En 2006, une étude grecque rapportait qu’un composé de la feuille d’olivier, l’oleuropéine, pouvait améliorer la circulation et réduire le risque d’infarctus. Un résultat vraiment intéressant — avec un mot, dans les petits caractères, qui change tout.
Ce qui avait été rapporté
Une petite étude grecque rapportait, pour la première fois, qu’une supplémentation en extrait de feuille d’olivier — l’oleuropéine — pouvait stimuler la circulation et réduire le risque d’infarctus — et notait que cela pourrait ouvrir un nouvel angle marketing aux compléments déjà vendus pour la tension et la glycémie.

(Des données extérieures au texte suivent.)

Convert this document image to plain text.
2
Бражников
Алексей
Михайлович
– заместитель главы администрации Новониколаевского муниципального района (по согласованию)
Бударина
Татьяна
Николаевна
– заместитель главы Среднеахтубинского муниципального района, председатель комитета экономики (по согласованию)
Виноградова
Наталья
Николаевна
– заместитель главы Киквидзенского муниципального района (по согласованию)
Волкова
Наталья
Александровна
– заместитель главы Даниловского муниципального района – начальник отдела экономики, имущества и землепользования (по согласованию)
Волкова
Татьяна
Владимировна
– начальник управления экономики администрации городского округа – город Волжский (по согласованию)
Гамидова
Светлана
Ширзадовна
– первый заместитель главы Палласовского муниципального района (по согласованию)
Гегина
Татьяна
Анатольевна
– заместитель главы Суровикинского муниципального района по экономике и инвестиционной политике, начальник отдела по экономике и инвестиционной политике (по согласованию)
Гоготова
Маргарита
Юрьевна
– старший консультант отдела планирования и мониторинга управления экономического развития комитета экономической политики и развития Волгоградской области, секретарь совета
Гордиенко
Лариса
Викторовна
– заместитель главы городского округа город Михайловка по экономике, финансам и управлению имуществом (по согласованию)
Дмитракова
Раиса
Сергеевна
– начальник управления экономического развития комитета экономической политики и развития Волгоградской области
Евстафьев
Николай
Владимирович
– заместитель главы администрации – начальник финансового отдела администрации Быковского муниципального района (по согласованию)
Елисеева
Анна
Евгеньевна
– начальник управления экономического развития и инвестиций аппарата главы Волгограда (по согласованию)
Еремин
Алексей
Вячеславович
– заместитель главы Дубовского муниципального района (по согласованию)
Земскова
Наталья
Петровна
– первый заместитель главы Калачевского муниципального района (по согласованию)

Ce que j’en pense aujourd’hui
Voici ce que les titres enthousiastes ont escamoté : le résultat était obtenu sur un modèle lapin, pas chez l’humain. Cela ne le rend pas sans valeur — les études animales sont le point de départ de beaucoup de bonne science — mais c’est très loin de « prenez ce complément et protégez votre cœur ». Près de deux décennies plus tard, la feuille d’olivier et l’oleuropéine restent vraiment intéressantes et toujours pas un médicament prouvé, et l’industrie des compléments continue de les survendre. Chaque fois que vous lisez « l’olive [quelque chose] pourrait réduire [chose effrayante] », cherchez les mots « chez la souris », « chez le lapin » ou « en boîte de Petri » — ils disent en général la vraie histoire. Plus dans les vrais bienfaits de l’extrait de feuille d’olivier.
Initialement rapporté en août 2006, à propos d’une étude grecque présentée à l’époque. L’article d’origine n’est plus en ligne.